My initial response to this problem is to use a different word altogether. jon kabat-zinn suggested that the word “spiritual” should be substituted by the word “conscious” to signify “focused attention” or mindfulness.

There is another way, of course, and that is to borrow the word BUT always be clear on how one defines it. I find it useful to equate spirituality with reverence towards something.

For example, feel reverence to things we hold “sacred.” We don’t revere it and consider it worthy of our dedication unless we recognize its importance and significant to our life. I don’t go to nature and write poems about it unless I feel first that I value it enough to hold it sacred. So spirituality I think is closest to what I feel when I feel in awe to the intelligibility and yet mystery of reality.


There are many definitions, but I want to differentiate the two based on their methods.

The popular version of spirituality forces me to believe on things I am not prepared to believe in. Philosophy does not force anything. It only advocates for me to believe in myself, in what my mind reaches.

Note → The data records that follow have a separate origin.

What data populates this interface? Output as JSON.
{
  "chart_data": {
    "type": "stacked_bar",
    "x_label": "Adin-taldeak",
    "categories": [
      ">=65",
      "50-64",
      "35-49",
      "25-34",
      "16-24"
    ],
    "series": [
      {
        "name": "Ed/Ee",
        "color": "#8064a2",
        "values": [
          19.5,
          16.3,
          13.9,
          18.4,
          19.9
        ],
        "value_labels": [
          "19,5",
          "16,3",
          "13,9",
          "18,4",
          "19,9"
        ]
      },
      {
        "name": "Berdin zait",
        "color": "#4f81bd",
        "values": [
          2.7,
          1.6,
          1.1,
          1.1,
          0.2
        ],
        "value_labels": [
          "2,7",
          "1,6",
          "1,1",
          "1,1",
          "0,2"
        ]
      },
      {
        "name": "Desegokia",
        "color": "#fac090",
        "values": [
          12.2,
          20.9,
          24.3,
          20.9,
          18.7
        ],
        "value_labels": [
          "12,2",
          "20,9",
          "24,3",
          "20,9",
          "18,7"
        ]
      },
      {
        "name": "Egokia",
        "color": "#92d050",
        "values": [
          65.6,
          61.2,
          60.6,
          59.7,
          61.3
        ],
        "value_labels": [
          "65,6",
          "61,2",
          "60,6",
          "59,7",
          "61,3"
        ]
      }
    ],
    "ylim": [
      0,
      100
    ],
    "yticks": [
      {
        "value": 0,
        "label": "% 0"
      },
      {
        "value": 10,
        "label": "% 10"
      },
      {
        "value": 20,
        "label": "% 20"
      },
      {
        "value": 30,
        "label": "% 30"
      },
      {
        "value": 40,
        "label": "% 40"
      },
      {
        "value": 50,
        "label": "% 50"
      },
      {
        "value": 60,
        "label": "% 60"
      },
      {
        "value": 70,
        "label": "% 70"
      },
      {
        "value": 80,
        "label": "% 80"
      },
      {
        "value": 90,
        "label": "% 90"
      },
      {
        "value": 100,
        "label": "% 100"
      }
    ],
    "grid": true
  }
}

Because of this nature of spirituality, I want to intentionally distance myself from it. While I engage in a lot of practices that are labeled spiritual in the mainstream, I do not do these to achieve what mainstream spirituality uses these for.

I don’t want to believe in magic, in the esoteric, in stuff that cannot be explained through common sense. Who knows maybe these are true and one day I will eventually believe in them. But the point is that I am not ready. Spiritual language discriminates against the agnostic, the atheistic, the nonbeliever, many of which do not reject spiritual claims, but are simply not ready for them.

Philosophy I think is the freest, most egalitarian and welcoming space for people like me. It has its flaws, yes, but it fits people like me more than spirituality does. And so we start iterating from it.